The 2 Tesla board members on a committee to craft Musk’s newest pay package deal have been Denholm and Wilson-Thompson. Each have mentioned Tesla compensation accounts for the overwhelming majority of their wealth.
Denholm has led public-relations campaigns promoting shareholders on Musk’s compensation packages. She repeatedly warned that Musk would possibly depart the corporate – probably driving down its inventory – except shareholders accredited his newest record-setting package deal, which they did final month.
Wilson-Thompson, a former human-resources government, has made $234 million in seven years, Equilar discovered.
Denholm and Wilson-Thompson declined interview requests.
The governance consultants interviewed by Reuters mentioned administrators’ independence is especially compromised when a board seat gives a lot higher-than-standard compensation or represents the most important supply of a director’s wealth. Each are true for Denholm and Wilson-Thompson.

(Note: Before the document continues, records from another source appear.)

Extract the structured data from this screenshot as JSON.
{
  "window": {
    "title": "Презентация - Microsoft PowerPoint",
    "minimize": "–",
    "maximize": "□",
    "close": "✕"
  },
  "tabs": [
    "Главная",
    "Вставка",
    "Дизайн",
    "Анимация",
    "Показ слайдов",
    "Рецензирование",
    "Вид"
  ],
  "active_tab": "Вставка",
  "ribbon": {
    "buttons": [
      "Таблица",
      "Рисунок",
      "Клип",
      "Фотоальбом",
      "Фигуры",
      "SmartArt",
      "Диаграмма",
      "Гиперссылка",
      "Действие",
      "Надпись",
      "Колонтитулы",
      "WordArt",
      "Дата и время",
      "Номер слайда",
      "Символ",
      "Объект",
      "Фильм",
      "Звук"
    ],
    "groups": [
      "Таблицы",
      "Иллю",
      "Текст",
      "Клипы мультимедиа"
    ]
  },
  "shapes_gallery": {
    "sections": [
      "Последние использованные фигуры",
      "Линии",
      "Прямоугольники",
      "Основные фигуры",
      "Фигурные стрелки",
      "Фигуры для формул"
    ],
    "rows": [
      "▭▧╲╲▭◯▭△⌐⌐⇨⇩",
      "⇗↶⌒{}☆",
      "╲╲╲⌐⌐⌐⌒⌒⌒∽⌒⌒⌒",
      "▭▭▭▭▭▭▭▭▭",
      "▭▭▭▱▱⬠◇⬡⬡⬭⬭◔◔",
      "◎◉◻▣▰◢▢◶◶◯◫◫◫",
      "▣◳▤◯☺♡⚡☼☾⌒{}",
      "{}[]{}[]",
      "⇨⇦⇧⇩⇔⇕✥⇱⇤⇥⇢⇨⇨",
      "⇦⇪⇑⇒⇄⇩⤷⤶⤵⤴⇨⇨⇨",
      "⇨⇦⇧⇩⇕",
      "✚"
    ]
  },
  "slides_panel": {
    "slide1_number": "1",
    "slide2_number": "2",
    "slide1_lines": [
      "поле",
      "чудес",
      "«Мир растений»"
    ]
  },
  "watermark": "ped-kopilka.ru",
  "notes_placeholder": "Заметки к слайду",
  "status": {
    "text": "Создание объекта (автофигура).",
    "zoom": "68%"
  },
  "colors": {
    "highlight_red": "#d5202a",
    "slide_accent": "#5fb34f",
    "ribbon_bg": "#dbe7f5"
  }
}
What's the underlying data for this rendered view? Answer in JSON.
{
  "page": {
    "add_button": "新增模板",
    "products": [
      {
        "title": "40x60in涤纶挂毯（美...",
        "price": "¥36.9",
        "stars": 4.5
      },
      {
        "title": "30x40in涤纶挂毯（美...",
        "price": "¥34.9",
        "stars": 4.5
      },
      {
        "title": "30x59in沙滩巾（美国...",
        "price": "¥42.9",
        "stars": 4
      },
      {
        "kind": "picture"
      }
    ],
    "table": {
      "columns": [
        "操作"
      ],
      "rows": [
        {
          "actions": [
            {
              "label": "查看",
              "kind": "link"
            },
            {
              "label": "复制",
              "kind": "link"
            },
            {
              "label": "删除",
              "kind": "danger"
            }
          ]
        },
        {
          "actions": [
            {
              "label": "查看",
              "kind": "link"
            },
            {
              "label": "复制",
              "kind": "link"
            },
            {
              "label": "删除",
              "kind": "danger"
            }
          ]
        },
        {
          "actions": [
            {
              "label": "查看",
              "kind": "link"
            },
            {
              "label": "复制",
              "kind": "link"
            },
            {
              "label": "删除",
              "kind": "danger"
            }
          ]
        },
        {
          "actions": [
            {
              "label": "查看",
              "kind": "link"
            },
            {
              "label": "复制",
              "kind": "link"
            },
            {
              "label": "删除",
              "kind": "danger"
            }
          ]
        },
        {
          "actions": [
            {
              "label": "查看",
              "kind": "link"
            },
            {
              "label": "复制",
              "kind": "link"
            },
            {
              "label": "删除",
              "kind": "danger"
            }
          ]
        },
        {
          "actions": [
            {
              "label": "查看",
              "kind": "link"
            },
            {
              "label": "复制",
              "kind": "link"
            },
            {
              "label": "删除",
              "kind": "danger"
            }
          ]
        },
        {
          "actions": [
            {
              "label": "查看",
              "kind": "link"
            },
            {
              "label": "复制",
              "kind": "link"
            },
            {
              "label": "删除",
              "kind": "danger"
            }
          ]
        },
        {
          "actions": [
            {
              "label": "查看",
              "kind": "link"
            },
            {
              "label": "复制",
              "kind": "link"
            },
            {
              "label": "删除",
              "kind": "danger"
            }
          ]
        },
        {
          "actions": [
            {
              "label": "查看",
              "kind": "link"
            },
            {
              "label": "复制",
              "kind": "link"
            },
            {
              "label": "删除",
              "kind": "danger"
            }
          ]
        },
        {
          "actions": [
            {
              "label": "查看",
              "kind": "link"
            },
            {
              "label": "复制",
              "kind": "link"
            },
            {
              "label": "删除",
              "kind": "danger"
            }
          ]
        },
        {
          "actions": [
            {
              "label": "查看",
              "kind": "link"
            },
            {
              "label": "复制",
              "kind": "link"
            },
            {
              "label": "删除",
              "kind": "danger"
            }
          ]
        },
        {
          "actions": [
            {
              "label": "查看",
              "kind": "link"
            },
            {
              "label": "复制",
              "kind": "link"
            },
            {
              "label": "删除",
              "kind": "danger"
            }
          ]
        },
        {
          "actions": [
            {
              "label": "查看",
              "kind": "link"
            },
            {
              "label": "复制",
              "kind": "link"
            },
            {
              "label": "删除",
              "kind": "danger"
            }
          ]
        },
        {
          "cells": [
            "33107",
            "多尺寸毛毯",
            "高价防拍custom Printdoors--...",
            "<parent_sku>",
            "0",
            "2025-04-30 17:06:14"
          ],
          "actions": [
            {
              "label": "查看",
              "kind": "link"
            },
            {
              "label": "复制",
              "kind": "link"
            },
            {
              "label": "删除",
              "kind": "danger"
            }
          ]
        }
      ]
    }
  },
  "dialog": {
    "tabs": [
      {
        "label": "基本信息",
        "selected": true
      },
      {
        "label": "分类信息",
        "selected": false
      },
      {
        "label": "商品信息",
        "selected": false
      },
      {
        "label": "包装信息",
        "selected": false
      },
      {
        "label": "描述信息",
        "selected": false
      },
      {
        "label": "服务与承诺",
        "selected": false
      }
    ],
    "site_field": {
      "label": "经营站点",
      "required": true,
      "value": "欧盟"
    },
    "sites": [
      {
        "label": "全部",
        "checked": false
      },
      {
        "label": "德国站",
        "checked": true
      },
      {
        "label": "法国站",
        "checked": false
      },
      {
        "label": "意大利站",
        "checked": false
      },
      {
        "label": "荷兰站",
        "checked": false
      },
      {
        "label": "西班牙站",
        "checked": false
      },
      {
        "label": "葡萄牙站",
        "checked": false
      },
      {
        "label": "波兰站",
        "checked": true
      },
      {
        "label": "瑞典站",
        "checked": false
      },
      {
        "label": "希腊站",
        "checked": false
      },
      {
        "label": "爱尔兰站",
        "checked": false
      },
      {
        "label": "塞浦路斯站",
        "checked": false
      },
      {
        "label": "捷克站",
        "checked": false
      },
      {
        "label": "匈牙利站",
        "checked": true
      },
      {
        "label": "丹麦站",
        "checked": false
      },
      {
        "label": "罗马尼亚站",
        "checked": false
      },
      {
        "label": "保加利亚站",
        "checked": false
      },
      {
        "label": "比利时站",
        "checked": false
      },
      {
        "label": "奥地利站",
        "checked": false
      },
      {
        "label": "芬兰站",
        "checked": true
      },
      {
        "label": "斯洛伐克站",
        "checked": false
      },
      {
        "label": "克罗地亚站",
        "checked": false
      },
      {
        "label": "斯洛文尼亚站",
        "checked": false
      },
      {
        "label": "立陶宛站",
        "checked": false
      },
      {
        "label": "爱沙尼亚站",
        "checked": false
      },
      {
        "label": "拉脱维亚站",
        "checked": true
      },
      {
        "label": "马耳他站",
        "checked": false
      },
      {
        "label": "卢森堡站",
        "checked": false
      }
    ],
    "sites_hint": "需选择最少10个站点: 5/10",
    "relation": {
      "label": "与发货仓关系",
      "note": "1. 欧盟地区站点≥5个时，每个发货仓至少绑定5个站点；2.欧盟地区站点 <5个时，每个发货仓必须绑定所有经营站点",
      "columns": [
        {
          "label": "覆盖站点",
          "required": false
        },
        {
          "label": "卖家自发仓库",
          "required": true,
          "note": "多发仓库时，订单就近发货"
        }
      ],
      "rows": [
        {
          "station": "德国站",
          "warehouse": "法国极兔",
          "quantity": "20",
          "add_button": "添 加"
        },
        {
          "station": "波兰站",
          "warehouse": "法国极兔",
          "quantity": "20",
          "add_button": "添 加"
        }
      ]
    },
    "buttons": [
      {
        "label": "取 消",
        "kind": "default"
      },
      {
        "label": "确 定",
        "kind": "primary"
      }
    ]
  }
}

Chia, of Soundboard Governance, mentioned nothing about Tesla suggests its administrators deserve vastly larger pay than their friends. “It is the identical job as every other public firm,” he mentioned. “What makes Tesla administrators so particular?”
Reporting by Rachael Levy; extra reporting by Chris Kirkham. Modifying by Brian Thevenot and David Crawshaw.
Our Requirements: The Thomson Reuters Belief Ideas.